There remains a lack of consensus on whether BITs fulfill their expected purpose of attracting FDI. A core issue in the analysis of BITs on FDI lies with the fact that the relationship between BITs and FDI is endogenous. In particular, the issue is one of simultaneity—if countries sign BITs to attract FDI, then FDI levels ought to predict BIT signing. Yet if FDI levels predict BIT signing, then how can one identify whether BITs predict FDI inflows? Put another way, if FDI inflows affect BIT formation, and BITs influence FDI inflows, then it is difficult to ascertain the true magnitude of BITs on FDI Inflows. Another issue is the problem of selection. There is considerable variation in BIT formation across countries and time, which suggests that the process of BIT signing is nonrandom. If this issue is not addressed, then one cannot accurately identify whether BITs attract FDI since it is possible that some other variable that influences BIT signing may also affect FDI inflows.
Studies that attempt to deal with this problem tend to rely on the instrumental variables or two-stage least squares (2SLS) approach.
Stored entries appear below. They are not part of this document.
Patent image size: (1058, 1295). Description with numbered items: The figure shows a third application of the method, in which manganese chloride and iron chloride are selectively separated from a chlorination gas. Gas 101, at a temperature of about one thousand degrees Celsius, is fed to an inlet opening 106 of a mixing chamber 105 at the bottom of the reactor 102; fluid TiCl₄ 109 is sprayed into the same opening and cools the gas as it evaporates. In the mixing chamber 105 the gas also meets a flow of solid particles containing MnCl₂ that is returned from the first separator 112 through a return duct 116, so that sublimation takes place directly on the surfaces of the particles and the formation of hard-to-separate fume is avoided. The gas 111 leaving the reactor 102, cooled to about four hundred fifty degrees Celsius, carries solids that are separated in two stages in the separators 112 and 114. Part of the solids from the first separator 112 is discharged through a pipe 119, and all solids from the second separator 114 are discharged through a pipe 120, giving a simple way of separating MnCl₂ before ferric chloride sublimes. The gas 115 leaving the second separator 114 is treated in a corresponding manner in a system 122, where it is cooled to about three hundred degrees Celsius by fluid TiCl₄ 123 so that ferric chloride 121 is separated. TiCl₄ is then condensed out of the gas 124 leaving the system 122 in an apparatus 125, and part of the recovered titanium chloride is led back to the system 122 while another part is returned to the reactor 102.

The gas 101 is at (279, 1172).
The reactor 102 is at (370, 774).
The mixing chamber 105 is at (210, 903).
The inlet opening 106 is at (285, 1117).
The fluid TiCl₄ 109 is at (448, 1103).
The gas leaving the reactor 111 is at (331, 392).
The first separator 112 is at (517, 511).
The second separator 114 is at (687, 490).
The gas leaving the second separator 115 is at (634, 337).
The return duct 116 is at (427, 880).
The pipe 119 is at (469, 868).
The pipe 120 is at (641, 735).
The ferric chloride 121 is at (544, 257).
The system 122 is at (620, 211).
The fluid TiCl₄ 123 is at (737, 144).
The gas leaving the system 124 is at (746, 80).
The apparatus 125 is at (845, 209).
This method rests on the use of a suitable instrument that predicts BIT formation but not FDI inflows. However, such an instrument is often challenging to find. Instead, I use a matching approach—coarsened exact matching—to account for the variation in BIT signing across countries and generate a sample that matches country pairs that are as similar as possible on all key characteristics except that one country has a BIT and the other does not. In sum, I find that BITs do lead to increased FDI inflows.
 Büthe, T., & Milner, H. V. (2008). The Politics of Foreign Direct Investment into Developing Countries: Increasing FDI through International Trade Agreements? American Journal of Political Science, 52, 741-762.
 Elkins, Z., Guzman, A. T., & Simmons, B. A. (2006). Competing for Capital: The Diffusion of Bilateral Investment Treaties, 1960-2000. International Organization, 60, 811-846.
 Gallagher, K. P., & Birch, M. B. L. (2006). Do Investment Agreements Attract Investment? Evidence from Latin America. Journal of World Investment and Trade, 7, 961-976.
 Neumayer, E., & Spess, L. (2005). Do Bilateral Investment Treaties Increase Foreign Direct Investment to Developing Countries? World Development, 33, 1567-1585.
 Reiter, L., & Bellak, C. (2020). Effects of BITs on FDI: The Role of Publication Bias. In J. Chaisse, L. Choukroune, & S. Jusoh (Eds.), Handbook of International Investment Law and Policy (pp. 1-28). Singapore: Springer.